Au vu des questions que lui posent les jeunes adhérents présents, la radicalité de son discours est loin d’être un repoussoir. « Allez-vous poursuivre le combat mené par Donald Trump face à la Chine ? », lui demande l’un d’eux. D’autres l’interrogent sur sa vision de la légitime défense, sur la suppression du droit du sol ou sur la lutte contre la fraude sociale.

« Éric dit tout haut ce que tout le monde pense tout bas, assure sa directrice de campagne Alexandra Borchio Fontimp. Je ne connais pas beaucoup d’adhérents LR qui sont contre ses propositions. Partout où il va, on sent l’adhésion des militants. Une fois sur deux, les gens se lèvent à la fin pour lui dire bravo. »

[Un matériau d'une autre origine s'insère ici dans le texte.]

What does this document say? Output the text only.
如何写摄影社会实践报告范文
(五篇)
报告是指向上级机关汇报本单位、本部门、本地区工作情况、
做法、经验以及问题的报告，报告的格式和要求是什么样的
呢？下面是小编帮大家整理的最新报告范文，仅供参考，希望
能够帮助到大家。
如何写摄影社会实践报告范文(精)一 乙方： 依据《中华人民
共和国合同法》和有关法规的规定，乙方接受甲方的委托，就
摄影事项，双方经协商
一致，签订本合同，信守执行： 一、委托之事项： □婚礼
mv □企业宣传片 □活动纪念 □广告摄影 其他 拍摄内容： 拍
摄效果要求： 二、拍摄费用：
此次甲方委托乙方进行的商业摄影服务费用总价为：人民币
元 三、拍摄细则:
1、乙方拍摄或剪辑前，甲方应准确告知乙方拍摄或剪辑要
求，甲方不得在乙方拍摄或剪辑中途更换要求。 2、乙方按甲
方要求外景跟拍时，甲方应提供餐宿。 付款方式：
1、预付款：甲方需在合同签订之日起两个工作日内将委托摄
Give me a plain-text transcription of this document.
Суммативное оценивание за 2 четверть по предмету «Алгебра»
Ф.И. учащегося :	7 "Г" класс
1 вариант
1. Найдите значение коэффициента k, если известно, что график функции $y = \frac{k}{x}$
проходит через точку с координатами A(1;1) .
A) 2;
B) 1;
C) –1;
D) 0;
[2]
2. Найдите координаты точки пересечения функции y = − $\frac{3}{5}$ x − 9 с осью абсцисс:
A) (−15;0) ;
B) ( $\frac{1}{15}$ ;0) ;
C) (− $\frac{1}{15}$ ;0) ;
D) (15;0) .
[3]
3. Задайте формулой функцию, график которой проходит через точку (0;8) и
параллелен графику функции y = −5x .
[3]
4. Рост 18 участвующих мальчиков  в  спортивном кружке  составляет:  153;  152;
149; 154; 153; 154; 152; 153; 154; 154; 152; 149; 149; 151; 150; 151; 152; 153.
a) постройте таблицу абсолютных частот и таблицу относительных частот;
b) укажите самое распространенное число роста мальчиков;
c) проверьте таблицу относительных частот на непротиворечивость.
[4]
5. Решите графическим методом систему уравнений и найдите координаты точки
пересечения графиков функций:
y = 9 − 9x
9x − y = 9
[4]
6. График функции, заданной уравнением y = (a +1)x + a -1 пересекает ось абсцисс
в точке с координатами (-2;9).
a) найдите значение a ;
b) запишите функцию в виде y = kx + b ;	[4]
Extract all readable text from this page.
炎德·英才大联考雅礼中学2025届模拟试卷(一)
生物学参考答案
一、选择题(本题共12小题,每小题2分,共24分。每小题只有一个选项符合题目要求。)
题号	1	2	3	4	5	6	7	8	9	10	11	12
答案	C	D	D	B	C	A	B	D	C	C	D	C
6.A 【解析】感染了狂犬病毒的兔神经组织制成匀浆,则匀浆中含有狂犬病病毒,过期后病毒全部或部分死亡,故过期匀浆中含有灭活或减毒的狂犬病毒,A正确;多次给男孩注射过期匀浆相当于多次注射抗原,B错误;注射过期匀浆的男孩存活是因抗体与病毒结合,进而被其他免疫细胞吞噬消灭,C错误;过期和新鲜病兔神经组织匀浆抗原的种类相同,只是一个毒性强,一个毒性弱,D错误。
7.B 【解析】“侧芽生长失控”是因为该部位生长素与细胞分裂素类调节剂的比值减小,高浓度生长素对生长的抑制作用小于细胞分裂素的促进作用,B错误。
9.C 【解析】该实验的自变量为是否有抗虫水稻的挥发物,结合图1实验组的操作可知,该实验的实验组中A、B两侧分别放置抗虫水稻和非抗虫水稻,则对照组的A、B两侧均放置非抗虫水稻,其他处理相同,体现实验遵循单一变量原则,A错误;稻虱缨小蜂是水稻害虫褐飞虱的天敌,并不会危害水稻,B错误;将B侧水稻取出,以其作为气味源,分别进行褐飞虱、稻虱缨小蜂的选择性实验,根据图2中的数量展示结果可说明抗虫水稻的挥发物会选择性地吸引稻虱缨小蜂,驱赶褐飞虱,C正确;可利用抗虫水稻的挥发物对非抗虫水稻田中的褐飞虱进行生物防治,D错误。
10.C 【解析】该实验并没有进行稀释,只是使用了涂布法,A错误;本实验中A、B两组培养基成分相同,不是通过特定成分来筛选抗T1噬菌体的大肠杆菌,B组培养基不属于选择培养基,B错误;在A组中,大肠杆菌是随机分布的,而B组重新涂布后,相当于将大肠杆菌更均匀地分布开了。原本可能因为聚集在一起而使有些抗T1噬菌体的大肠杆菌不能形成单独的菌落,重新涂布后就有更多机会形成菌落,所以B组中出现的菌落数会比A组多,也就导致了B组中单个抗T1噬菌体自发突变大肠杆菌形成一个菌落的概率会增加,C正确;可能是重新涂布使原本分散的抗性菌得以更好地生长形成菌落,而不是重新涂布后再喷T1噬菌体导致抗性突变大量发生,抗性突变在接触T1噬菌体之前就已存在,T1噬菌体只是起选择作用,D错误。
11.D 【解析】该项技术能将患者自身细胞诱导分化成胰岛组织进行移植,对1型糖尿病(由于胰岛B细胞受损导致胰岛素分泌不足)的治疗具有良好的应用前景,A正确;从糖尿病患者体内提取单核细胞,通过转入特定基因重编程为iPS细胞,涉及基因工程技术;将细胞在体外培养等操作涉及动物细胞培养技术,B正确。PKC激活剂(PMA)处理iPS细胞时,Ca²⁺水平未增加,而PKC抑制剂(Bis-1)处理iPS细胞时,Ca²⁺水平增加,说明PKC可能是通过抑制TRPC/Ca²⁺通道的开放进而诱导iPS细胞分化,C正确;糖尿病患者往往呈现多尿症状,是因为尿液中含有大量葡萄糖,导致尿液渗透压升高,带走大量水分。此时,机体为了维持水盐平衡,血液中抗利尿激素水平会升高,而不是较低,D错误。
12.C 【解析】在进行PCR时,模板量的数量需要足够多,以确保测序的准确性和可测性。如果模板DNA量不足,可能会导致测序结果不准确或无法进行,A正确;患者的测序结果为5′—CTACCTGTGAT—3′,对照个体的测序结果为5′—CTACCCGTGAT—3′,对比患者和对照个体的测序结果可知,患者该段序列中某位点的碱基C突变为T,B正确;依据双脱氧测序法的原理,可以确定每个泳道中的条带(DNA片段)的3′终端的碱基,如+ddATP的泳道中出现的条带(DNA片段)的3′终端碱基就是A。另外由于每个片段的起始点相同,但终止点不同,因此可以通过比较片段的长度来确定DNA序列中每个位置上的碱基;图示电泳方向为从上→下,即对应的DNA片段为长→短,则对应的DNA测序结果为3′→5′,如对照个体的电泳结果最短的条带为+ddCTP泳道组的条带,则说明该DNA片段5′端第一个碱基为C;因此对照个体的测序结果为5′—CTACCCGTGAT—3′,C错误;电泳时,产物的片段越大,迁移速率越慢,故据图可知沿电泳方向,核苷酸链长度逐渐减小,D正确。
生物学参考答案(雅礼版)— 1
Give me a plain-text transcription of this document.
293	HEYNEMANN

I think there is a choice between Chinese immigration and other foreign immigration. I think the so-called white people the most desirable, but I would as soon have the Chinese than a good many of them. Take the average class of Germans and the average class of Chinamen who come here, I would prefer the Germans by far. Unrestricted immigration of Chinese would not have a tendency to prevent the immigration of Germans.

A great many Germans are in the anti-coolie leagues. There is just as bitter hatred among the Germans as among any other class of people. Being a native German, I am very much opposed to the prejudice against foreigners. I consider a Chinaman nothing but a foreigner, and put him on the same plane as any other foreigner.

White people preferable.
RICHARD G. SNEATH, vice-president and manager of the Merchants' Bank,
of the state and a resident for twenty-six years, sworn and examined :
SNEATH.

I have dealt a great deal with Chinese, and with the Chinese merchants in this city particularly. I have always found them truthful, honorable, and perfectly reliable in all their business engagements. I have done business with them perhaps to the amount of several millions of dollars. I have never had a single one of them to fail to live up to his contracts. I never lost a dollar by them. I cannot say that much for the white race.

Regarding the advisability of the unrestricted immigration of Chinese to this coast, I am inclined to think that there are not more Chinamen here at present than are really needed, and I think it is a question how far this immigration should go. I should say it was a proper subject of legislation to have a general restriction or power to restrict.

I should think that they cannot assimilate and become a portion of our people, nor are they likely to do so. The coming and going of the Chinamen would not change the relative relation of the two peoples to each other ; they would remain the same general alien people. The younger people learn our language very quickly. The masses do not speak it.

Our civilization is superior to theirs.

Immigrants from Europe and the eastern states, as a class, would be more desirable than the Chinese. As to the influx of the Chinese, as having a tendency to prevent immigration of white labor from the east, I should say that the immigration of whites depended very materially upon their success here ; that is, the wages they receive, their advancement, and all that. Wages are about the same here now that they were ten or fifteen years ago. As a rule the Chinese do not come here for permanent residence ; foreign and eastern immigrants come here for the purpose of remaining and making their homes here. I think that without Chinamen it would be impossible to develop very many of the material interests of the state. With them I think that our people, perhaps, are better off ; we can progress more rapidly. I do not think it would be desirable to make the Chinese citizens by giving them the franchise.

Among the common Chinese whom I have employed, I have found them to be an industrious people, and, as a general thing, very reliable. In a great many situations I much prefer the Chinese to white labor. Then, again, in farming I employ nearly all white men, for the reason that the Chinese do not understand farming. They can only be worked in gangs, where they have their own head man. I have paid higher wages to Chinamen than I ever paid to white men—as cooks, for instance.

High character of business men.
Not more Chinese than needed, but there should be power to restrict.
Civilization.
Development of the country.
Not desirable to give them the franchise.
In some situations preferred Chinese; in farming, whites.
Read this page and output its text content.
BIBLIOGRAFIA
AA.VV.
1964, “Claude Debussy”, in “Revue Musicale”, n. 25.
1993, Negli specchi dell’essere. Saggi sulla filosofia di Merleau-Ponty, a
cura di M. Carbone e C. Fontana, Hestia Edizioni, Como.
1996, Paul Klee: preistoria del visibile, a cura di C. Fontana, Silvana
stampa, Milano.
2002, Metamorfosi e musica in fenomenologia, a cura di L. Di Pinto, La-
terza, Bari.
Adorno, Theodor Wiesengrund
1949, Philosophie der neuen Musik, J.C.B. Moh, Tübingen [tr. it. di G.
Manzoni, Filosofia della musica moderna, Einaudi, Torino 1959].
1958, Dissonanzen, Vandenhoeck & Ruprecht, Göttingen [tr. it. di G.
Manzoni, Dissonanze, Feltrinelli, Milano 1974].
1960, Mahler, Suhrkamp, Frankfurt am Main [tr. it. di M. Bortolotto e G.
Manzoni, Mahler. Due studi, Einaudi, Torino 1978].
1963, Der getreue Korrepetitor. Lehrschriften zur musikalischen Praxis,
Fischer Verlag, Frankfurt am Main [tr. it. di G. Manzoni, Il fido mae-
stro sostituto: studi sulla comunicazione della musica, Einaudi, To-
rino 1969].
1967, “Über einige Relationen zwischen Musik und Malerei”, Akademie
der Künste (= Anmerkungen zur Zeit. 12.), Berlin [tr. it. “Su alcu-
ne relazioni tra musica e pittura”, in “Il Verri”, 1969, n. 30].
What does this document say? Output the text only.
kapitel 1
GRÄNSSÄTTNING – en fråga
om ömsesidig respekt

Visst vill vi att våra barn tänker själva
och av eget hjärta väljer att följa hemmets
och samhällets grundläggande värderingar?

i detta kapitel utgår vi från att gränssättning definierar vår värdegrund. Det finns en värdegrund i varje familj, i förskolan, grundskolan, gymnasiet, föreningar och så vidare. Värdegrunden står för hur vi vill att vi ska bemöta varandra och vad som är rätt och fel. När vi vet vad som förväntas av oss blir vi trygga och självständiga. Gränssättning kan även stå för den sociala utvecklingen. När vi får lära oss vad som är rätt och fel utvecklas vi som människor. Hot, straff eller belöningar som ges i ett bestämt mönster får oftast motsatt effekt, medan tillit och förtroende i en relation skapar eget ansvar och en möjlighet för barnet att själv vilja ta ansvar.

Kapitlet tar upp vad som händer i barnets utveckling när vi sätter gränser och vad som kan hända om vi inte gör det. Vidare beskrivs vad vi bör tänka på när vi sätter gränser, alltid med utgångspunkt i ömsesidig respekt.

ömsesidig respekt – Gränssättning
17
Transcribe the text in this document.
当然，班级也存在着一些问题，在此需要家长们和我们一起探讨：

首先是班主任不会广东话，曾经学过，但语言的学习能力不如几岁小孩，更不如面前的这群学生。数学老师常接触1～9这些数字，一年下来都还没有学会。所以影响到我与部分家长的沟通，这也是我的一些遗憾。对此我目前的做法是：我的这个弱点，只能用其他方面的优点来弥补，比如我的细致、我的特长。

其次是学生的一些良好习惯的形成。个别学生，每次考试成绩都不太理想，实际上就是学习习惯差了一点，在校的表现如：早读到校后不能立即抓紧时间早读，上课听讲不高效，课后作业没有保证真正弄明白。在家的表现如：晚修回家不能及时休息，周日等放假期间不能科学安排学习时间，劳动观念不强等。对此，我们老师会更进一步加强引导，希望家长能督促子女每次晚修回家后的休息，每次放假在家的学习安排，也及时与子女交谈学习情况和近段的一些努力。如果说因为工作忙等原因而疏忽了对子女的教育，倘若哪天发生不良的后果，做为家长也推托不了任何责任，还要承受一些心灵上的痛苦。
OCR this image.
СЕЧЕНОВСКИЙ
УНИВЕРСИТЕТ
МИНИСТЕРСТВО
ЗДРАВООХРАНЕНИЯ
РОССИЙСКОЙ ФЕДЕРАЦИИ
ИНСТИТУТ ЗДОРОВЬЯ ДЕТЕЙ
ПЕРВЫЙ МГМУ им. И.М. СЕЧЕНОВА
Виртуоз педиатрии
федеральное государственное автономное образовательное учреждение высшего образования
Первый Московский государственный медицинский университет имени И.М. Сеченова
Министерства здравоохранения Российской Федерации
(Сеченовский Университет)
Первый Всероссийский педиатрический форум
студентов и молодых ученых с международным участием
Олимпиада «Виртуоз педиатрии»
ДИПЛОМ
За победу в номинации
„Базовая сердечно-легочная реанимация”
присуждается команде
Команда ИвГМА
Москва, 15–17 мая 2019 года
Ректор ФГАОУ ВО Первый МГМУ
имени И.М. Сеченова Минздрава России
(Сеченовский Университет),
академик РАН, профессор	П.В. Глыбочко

Les militants LR de Sannois applaudissent Eric Ciotti en réunion publique, le 10 novembre. © IR

En déplaçant le centre de gravité de la campagne à droite, Éric Ciotti place ses concurrents dans l’embarras. En septembre, dans Le Figaro, il les défiait : « Je m’engage sur une ligne de clarté rejetant toute forme d’alliance avec le macronisme. J’attends de mes concurrents qu’ils prennent le même engagement. » Une proposition restée lettre morte.

Lundi 8 novembre, sur le plateau de LCI, sa validation de la théorie du « grand remplacement » a précédé un concours de formules alambiquées des quatre autres candidats pour cacher leur gêne. Et voilà que la campagne LR vit au rythme des positions d’Éric Ciotti, poussant les cinq candidats à rivaliser de radicalité. Encore vendredi, Michel Barnier a profité d’un déplacement ultramarin pour proposer la suppression du droit du sol à Mayotte et en Guyane. 

L’élu de Nice n’a pas tardé à dénoncer, sur Twitter, la mollesse d’une telle mesure. « Je suis le seul candidat à prôner l’abrogation du droit du sol, le seul à prôner le droit du sang, a-t-il écrit en direction de l’ancien commissaire européen. Si on remet en cause le droit du sol à Mayotte, on doit le remettre en cause partout. Les ravages de l’immigration de masse sont visibles partout. »

Il y a bien un concurrent qu’Éric Ciotti épargne, mais il n’est pas candidat au congrès LR. Encore ce vendredi sur France Bleu : « Éric Zemmour est un ami. Je tends la main à ses électeurs. » Il a déjà dit plusieurs fois qu’il voterait pour le polémiste d’extrême droite s’il se retrouvait face à Emmanuel Macron. Là encore, c’est en connaisseur du peuple de droite que l’élu niçois fait feu de tout bois. Récemment, un président de fédération nous disait : « On a de plus en plus de militants qui nous disent qu’ils vont soutenir Zemmour. » C’est à eux qu’Éric Ciotti s’adresse.